Living in a constant low-grade state of threat taxes the body over time, affecting sleep, decision-making, and overall health. That so many people would sacrifice nearly three-quarters of their income to escape that state speaks to how exhausting sustained uncertainty actually feels.

Dr. Martin argues that lasting peace of mind doesn’t come from a bank account. “Sustainable peace of mind is less about removing uncertainty and more about increasing our ability to handle it,” she said. “Research tells us that internal regulation, not external control, is the more reliable way to go.”

Among the strategies she recommends: cutting back on heavy news consumption to reduce what she calls the “false urgency” effect, building small daily routines that signal safety to the body, and practicing brief moments of intentional control, like a structured workout or a deliberate pause during a stressful day. She also points to a technique called the Ice Cube Exercise, in which a person holds a melting ice cube and practices sitting with discomfort rather than reacting to it.
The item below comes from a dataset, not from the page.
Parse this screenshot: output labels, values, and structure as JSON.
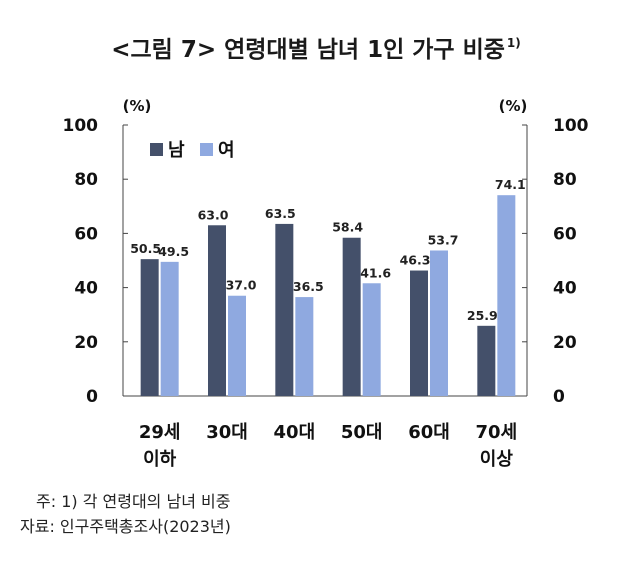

Building tolerance for uncertainty, rather than trying to eliminate it entirely, is the goal.

Spending more won’t solve what psychology has to fix. For a nation where financial anxiety has become a daily fixture, the most practical path to peace of mind may be the one that costs nothing at all.


Survey Methodology

Talker Research surveyed 2,000 general population Americans who have access to the internet. The survey was administered and conducted online between March 5 and March 8, 2026. The questionnaire is available via Talker Research’s published survey link. To view the complete methodology as part of AAPOR’s Transparency Initiative, visit the Talker Research Process and Methodology page.